Background: Cervical pregnancy is a rare type of ectopic pregnancy (EP) in which the pregnancy implants in the lining of the endocervical canal. It accounts for less than 1 percent of ectopic pregnancies. The cause is unknown; local pathology related to previous cervical or uterine surgery may play a role given an apparent association with a prior history of curettage or cesarean delivery. The most common symptom of cervical pregnancy is vaginal bleeding, which is often profuse and painless. Lower abdominal pain or cramps occur in less than one-third of patients; pain without bleeding is rare. It is important to think about the possibility of cervical pregnancy in such patients since early diagnosis is critical to avoidance of complications and successful treatment. Management of this pregnancy is dependent on the hemodynamic status of the patient. Conservative management and some more aggressive therapy such as emergency hysterectomy can be used. The aim of this report was to introduce a case of successful conservative management of cervical pregnancy.

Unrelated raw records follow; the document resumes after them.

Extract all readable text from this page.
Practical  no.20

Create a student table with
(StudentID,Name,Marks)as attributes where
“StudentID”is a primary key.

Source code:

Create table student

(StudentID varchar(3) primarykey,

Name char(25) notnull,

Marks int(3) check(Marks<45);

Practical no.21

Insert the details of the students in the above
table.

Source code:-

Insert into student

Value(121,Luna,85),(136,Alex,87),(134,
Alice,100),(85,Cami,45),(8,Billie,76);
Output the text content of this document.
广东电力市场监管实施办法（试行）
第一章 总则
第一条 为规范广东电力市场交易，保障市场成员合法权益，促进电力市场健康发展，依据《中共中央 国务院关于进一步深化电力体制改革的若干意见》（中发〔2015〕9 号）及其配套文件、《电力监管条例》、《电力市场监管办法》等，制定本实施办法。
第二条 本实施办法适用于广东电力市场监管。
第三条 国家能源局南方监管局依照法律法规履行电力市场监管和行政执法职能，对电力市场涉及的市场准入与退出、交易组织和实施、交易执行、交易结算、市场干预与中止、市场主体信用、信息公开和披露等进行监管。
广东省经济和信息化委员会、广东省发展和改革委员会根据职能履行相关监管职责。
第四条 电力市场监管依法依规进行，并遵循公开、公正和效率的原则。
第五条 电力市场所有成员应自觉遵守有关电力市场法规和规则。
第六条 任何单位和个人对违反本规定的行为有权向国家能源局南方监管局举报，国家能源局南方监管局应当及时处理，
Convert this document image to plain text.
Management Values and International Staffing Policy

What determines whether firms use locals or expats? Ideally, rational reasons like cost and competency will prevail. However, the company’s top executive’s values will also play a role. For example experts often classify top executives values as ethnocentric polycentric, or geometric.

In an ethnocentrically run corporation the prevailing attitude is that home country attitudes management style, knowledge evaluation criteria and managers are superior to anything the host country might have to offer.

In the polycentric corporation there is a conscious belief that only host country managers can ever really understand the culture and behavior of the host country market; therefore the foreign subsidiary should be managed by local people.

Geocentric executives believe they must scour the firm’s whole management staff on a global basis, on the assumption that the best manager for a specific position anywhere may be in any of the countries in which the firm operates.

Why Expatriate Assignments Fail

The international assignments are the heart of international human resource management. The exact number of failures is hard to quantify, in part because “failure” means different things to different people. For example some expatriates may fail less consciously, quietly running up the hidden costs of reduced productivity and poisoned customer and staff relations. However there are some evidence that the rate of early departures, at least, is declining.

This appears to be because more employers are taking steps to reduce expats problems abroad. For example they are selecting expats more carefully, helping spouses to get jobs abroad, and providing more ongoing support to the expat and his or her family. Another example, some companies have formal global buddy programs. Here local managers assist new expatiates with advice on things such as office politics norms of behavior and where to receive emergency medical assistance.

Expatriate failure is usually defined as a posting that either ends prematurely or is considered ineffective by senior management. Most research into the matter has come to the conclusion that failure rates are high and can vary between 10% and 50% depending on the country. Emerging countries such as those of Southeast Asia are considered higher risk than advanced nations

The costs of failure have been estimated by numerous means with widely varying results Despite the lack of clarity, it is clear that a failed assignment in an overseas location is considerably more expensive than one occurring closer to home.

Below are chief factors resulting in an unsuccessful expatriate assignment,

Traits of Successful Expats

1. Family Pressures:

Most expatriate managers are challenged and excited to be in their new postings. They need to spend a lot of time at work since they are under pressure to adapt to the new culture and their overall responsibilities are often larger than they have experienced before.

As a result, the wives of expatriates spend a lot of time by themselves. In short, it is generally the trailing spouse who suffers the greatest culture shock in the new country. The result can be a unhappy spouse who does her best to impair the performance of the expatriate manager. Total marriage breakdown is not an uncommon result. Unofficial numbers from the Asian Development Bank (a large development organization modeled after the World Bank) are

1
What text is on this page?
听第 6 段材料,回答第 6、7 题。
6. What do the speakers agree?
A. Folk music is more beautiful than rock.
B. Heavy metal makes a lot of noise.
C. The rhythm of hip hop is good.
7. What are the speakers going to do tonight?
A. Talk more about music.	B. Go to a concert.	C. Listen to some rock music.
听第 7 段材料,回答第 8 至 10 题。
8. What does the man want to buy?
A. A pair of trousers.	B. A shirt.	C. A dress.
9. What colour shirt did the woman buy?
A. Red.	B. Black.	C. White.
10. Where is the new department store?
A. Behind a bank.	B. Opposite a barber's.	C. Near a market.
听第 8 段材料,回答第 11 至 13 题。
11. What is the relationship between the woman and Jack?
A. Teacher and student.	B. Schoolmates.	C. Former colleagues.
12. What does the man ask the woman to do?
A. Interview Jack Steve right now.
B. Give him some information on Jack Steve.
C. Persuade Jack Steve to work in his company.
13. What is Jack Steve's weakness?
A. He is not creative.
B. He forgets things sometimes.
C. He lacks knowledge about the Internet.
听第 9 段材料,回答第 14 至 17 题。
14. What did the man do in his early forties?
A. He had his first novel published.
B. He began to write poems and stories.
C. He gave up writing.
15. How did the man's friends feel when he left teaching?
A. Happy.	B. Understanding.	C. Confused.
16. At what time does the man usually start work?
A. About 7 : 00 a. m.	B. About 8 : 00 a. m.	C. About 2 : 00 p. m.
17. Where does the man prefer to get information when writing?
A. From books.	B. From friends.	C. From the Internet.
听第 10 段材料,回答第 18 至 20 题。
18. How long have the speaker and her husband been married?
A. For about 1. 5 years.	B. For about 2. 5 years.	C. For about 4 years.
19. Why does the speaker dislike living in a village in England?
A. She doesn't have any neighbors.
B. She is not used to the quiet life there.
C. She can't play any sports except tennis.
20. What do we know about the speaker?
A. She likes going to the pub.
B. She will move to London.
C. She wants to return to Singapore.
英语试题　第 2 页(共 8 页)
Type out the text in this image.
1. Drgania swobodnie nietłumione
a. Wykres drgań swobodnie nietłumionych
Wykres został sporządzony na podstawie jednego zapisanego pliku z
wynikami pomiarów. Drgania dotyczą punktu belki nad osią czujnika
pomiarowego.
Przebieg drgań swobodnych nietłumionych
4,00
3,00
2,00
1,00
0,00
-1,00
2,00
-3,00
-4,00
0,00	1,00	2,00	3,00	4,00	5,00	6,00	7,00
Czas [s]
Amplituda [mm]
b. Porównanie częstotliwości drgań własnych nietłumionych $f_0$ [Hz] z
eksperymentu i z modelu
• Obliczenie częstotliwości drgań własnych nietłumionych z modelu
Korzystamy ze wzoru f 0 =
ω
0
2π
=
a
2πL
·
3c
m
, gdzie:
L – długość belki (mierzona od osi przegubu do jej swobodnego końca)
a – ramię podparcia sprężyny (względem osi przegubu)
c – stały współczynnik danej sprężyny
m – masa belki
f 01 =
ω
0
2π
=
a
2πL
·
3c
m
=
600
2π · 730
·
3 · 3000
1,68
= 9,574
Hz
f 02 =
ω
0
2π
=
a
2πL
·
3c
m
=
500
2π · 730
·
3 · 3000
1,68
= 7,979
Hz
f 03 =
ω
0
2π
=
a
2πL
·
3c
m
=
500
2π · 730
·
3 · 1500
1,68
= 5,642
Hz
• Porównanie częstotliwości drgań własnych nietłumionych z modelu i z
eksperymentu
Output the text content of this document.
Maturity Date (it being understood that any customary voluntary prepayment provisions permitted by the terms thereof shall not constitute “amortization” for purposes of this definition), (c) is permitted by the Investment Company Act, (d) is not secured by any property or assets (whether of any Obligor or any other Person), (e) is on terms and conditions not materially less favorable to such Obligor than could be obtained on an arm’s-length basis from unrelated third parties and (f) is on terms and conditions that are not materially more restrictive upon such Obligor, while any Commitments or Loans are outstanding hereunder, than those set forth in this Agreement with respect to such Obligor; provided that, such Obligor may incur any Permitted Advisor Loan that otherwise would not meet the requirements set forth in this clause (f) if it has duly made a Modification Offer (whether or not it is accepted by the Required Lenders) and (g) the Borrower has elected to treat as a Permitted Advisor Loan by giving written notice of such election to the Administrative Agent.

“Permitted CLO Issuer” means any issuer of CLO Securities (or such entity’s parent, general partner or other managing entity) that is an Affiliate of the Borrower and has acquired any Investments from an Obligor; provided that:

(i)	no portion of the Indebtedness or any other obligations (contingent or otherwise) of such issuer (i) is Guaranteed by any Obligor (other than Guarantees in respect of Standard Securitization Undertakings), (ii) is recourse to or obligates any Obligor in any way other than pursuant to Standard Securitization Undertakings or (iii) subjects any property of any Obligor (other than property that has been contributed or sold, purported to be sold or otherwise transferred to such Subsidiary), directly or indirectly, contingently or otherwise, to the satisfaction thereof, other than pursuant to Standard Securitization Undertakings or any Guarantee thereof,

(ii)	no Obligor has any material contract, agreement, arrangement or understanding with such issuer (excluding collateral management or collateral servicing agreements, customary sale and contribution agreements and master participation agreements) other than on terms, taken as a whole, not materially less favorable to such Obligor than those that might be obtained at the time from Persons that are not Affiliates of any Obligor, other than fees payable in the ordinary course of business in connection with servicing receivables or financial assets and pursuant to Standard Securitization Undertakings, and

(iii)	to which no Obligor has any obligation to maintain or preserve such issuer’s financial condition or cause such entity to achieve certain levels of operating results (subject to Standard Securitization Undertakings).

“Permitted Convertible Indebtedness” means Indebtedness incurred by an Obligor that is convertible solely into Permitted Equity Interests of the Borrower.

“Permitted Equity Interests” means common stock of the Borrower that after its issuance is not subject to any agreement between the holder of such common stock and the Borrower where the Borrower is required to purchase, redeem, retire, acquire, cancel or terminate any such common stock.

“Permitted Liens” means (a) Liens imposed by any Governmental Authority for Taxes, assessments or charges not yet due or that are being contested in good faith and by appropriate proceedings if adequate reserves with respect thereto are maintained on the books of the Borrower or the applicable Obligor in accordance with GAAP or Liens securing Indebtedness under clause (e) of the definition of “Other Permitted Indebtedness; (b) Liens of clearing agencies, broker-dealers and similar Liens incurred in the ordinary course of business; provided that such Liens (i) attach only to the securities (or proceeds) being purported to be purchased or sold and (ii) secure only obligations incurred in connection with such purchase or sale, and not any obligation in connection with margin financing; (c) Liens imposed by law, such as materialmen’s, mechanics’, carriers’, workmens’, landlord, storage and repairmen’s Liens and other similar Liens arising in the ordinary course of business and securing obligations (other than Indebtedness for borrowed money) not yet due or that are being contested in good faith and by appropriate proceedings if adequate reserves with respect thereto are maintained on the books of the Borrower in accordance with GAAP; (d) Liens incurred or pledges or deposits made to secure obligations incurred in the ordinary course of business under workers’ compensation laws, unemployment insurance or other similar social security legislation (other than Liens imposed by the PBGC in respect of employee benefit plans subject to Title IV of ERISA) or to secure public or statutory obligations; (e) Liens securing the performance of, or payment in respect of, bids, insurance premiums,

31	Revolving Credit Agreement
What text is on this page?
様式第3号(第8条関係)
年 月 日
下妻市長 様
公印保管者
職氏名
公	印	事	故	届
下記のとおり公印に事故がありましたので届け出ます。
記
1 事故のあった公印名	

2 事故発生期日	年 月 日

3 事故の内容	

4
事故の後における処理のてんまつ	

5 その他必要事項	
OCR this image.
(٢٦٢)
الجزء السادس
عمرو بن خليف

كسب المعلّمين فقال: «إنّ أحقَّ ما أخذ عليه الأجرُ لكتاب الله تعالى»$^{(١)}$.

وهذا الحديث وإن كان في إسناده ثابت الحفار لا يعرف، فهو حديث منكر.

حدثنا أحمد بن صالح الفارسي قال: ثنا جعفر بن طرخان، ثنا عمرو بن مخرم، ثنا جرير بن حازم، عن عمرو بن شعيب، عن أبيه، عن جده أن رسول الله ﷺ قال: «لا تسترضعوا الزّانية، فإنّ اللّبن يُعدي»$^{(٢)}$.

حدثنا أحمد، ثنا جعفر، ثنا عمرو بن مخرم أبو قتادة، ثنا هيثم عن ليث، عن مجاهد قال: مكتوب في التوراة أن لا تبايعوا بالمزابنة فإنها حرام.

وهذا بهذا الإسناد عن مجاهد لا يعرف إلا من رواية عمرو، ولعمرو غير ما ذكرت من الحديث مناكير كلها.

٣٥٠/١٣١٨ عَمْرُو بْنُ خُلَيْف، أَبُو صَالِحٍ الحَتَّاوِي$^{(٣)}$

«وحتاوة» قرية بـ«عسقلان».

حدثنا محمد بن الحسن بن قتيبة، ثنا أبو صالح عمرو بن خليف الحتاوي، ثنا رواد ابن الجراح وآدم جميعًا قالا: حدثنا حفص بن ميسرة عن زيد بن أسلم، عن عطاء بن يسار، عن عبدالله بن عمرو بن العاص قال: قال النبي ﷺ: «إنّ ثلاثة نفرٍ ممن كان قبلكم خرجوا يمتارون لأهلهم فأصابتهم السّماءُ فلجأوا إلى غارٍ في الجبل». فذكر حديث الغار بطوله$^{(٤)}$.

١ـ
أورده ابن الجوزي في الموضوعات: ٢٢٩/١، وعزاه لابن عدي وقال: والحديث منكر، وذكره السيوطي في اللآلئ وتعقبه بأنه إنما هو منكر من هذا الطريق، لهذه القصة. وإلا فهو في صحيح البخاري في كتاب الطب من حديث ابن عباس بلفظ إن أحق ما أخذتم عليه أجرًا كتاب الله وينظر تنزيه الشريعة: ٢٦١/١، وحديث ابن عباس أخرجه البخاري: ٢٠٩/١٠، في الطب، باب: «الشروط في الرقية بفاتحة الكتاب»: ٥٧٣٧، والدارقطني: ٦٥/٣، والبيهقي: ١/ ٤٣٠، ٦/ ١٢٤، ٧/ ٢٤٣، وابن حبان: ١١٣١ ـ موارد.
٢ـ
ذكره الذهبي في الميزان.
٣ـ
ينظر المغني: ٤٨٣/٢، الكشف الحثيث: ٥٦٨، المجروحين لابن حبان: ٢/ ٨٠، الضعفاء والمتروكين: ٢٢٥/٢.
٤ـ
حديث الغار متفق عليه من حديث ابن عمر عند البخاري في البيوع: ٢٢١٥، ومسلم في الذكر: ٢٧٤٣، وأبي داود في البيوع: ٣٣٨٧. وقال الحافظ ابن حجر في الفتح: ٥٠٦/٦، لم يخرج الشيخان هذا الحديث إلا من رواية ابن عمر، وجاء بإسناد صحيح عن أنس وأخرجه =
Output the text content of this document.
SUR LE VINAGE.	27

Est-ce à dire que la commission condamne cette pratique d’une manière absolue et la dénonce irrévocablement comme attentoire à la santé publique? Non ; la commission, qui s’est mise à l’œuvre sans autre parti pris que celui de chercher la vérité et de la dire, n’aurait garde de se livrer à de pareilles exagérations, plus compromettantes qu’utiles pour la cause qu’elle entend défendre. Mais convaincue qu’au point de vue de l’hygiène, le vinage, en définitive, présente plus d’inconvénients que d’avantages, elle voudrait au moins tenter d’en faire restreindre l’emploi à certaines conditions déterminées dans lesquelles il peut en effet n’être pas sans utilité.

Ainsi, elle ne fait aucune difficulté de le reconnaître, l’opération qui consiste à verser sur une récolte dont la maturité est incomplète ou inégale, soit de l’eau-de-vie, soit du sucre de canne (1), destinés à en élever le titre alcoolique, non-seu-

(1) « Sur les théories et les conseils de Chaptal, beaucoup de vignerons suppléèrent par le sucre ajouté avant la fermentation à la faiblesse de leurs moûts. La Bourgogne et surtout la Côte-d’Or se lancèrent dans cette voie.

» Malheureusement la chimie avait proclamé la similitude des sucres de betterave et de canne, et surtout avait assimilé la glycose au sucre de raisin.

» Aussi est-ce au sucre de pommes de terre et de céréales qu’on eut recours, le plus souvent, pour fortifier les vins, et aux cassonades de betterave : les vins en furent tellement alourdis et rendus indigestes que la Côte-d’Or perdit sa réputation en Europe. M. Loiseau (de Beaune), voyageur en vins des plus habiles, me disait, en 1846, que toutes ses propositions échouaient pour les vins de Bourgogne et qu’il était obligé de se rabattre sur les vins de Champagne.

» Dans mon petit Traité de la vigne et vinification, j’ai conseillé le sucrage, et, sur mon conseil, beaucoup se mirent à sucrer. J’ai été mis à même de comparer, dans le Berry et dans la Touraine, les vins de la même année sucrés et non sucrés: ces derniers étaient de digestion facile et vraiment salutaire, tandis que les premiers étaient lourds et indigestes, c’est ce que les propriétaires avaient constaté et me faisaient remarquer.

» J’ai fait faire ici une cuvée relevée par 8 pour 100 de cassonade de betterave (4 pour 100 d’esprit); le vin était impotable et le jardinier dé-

Case presentation: A 30-year-old G2L1 woman with history of a previous cesarean section and possible diagnosis of missed abortion referred to the Gynecology Clinic of Ghaem Hospital, Mashhad University of Medical Sciences, Iran, in 21 May 2017. Cervical pregnancy was diagnosed during curettage. Severe hemorrhage occurred after curettage and the hemodynamic status of the patient was unstable immediately after curettage. Severe threatening vaginal bleeding was controlled with intrauterine Foley catheter containing 60 cc normal saline and then vaginal packing. The patient was discharged with good general condition.
Conclusion: In cervical pregnancy and unstable hemodynamic status and desire to preserve fertility, intrauterine Foley catheter and vaginal packing after curettage is helpful.